Political Art and Propaganda

Referenced Artworks:

Leon Golub, Napalm Head and Mercenaries IV

Peter Saul, Saigon

Pablo Picasso, Guernica
Art Workers Coalition, Q.  And babies? A. And babies.

Robbie Conal, Contra Diction

When first addressing the question of art’s ability to function in the political sphere without being reduced to propaganda, I was conflicted on how I felt. In a previous class on contemporary art, I studied a lot of art that was politically charged. All of these works were held to the standard of high art; indeed many of these works I saw later on the walls of the Smithsonian and the National Gallery. Initially, I didn’t really see a problem or the potential for propaganda in art. At the onset, art was a completely separate sphere than propaganda in my mind. In my mind I thought of propaganda as specific calls to action, things that encouraged or degraded wars or political stances outright. I thought of crass, poorly put together things that told you that your political views were either right or wrong. I use the word thing because they were somewhere between plain statements on a page and art - they were drawings or paintings, yes, but they didn’t quite feel like art.
Political art, on the other hand, was a clear idea for me - or so I thought. It was the Napalm series Leon Golub created in response to the Vietnam war. It was Peter Saul’s Saigon. It was Guernica by Pablo Picasso. Pablo Picasso certainly would never create something so base as propaganda. These were works of art, they were masterful paintings that had depth - so much depth - and a clear display of talent. But I continued to contemplate these political works that I had encountered in this sphere of fine art. I found that alongside Picasso was Robbie Conal and forces such as the Art Workers Coalition. Now there is no denying the artistic capabilities that are evident in Robbie Conal’s works. However, there is also no denying that a large image of Ronald Reagan with the text “CONTRA DICTION” on it is clearly pointed and dare I say leaning far more towards the realm of propaganda. Just the same, the Art Workers Coalition took war images of dead children and plastered over it excerpts from an interview with an American war official in which he admits that babies were also massacred in My Lai, Vietnam. In this image, Q.  And babies? A. And babies. there is a damning effect that can’t be misread. Upon reflecting on works like this that were clearly acknowledged and some even canonized as art, I began to question where exactly the line was drawn.
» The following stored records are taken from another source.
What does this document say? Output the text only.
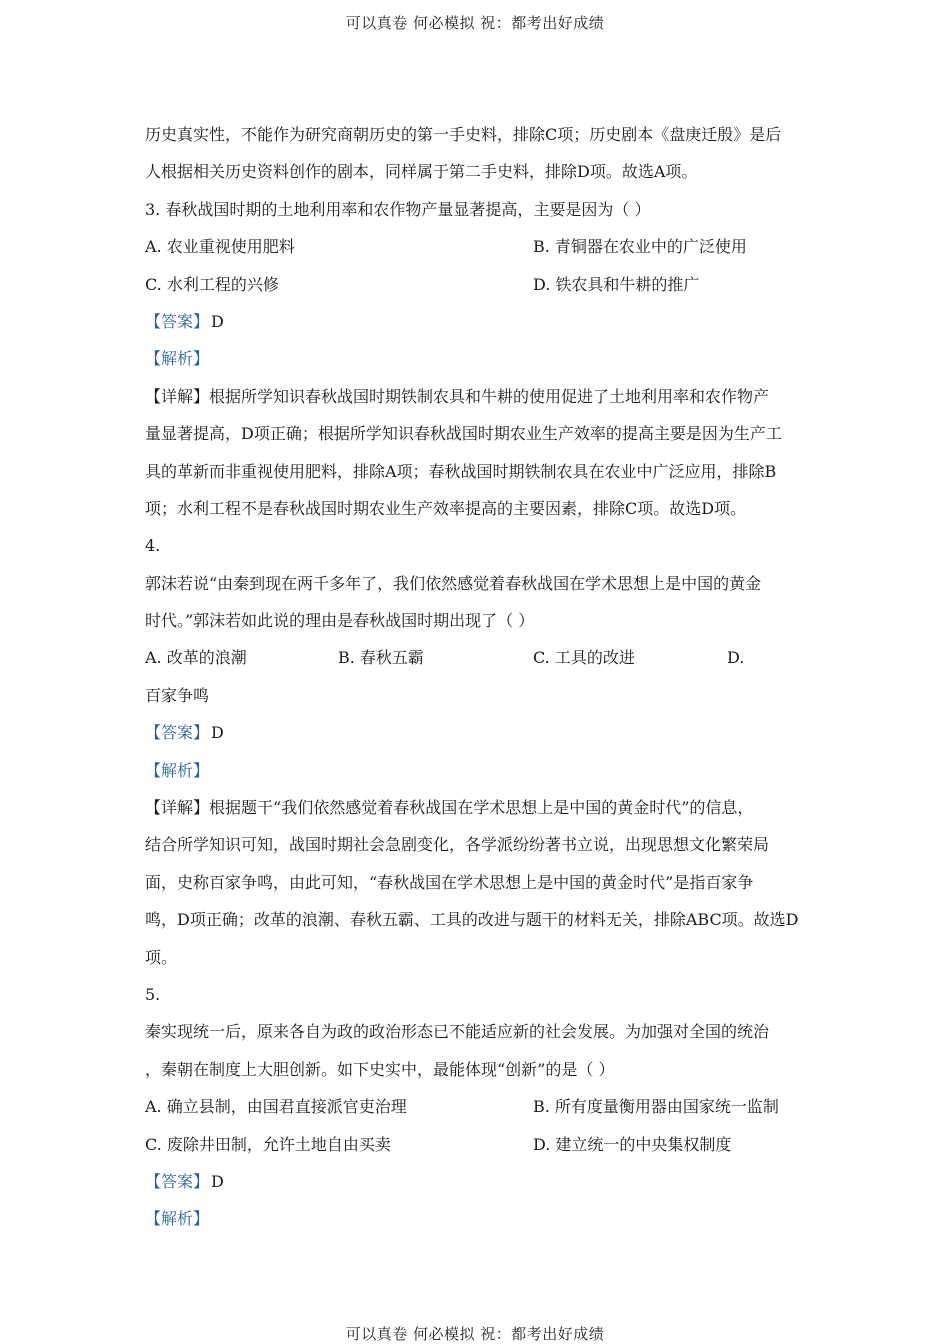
可以真卷 何必模拟 祝：都考出好成绩
历史真实性，不能作为研究商朝历史的第一手史料，排除C项；历史剧本《盘庚迁殷》是后
人根据相关历史资料创作的剧本，同样属于第二手史料，排除D项。故选A项。
3. 春秋战国时期的土地利用率和农作物产量显著提高，主要是因为（ ）
A. 农业重视使用肥料	B. 青铜器在农业中的广泛使用
C. 水利工程的兴修	D. 铁农具和牛耕的推广
【答案】 D
【解析】
【详解】根据所学知识春秋战国时期铁制农具和牛耕的使用促进了土地利用率和农作物产
量显著提高，D项正确；根据所学知识春秋战国时期农业生产效率的提高主要是因为生产工
具的革新而非重视使用肥料，排除A项；春秋战国时期铁制农具在农业中广泛应用，排除B
项；水利工程不是春秋战国时期农业生产效率提高的主要因素，排除C项。故选D项。
4.
郭沫若说“由秦到现在两千多年了，我们依然感觉着春秋战国在学术思想上是中国的黄金
时代。”郭沫若如此说的理由是春秋战国时期出现了（ ）
A. 改革的浪潮	B. 春秋五霸	C. 工具的改进	D.
百家争鸣
【答案】 D
【解析】
【详解】根据题干“我们依然感觉着春秋战国在学术思想上是中国的黄金时代”的信息，
结合所学知识可知，战国时期社会急剧变化，各学派纷纷著书立说，出现思想文化繁荣局
面，史称百家争鸣，由此可知，“春秋战国在学术思想上是中国的黄金时代”是指百家争
鸣，D项正确；改革的浪潮、春秋五霸、工具的改进与题干的材料无关，排除ABC项。故选D
项。
5.
秦实现统一后，原来各自为政的政治形态已不能适应新的社会发展。为加强对全国的统治
，秦朝在制度上大胆创新。如下史实中，最能体现“创新”的是（ ）
A. 确立县制，由国君直接派官吏治理	B. 所有度量衡用器由国家统一监制
C. 废除井田制，允许土地自由买卖	D. 建立统一的中央集权制度
【答案】 D
【解析】
可以真卷 何必模拟 祝：都考出好成绩
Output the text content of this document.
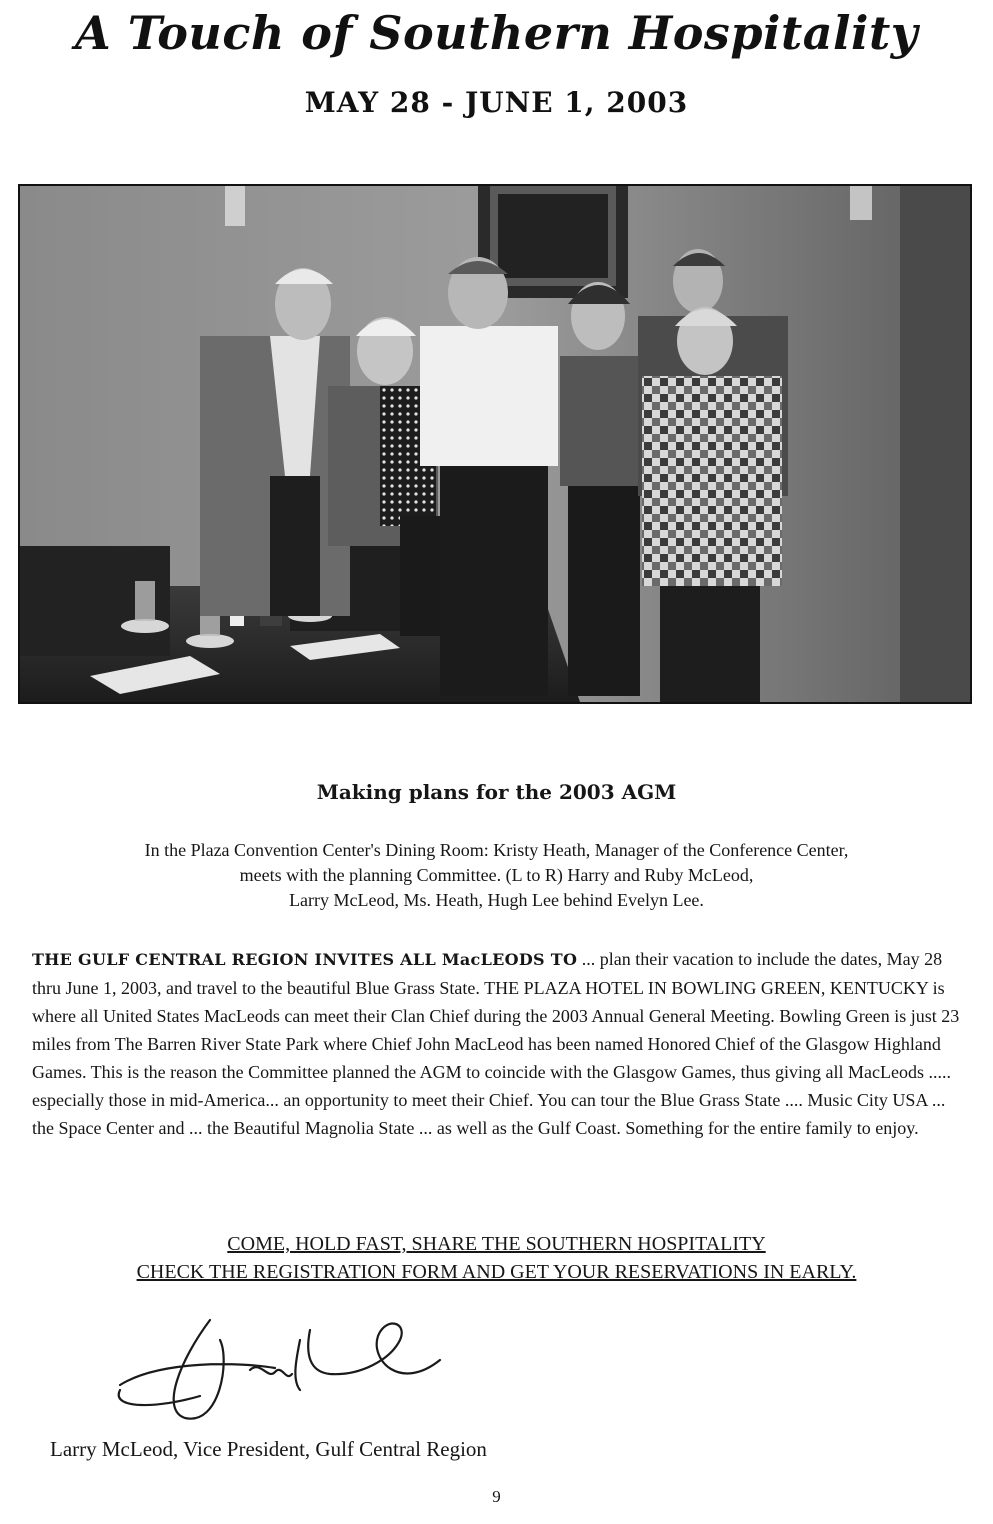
A Touch of Southern Hospitality
MAY 28 - JUNE 1, 2003
Making plans for the 2003 AGM

In the Plaza Convention Center's Dining Room: Kristy Heath, Manager of the Conference Center,
meets with the planning Committee. (L to R) Harry and Ruby McLeod,
Larry McLeod, Ms. Heath, Hugh Lee behind Evelyn Lee.

THE GULF CENTRAL REGION INVITES ALL MacLEODS TO ... plan their vacation to include the dates, May 28 thru June 1, 2003, and travel to the beautiful Blue Grass State. THE PLAZA HOTEL IN BOWLING GREEN, KENTUCKY is where all United States MacLeods can meet their Clan Chief during the 2003 Annual General Meeting. Bowling Green is just 23 miles from The Barren River State Park where Chief John MacLeod has been named Honored Chief of the Glasgow Highland Games. This is the reason the Committee planned the AGM to coincide with the Glasgow Games, thus giving all MacLeods ..... especially those in mid-America... an opportunity to meet their Chief. You can tour the Blue Grass State .... Music City USA ... the Space Center and ... the Beautiful Magnolia State ... as well as the Gulf Coast. Something for the entire family to enjoy.

COME, HOLD FAST, SHARE THE SOUTHERN HOSPITALITY
CHECK THE REGISTRATION FORM AND GET YOUR RESERVATIONS IN EARLY.

Larry McLeod, Vice President, Gulf Central Region

9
The readings which addressed this question started to clear up some of my issues. For me the most convicting and certainly most helpful arguments were that of Schiller; Schiller’s claims that art should be involved in politics helps to further my ideas of political art in fact being fine art. His ideas, however, that politics necessarily need art to further their goals initially bewildered me. Yet, I found that his claims, in their complexity, were in fact supporting my ideas on the political artwork. For example, Q.  And babies? A. And babies. and Saigon both work to show and uncover political ideas and atrocities in a way that words simply could not. By giving an image and deeper meaning to these political situations, I feel that they do have a way of furthering a political cause. And in fact, they way in which they do it is so essential because it is distinct from and more universally resonant than political writing or statistics. Furthermore the part of his analysis which deals with the way things are and ought to be was particularly important to me. The way in which he ascribes art as the releasing or reconciliation of the tension between what things are and what things ought to be is key. In the political art I’ve mentioned so far, the artists are representing the way things are in order to highlight the problematic nature of it and imply the way things ought to be. Through Schiller’s analysis I found that there is certainly a place for political non-propaganda art.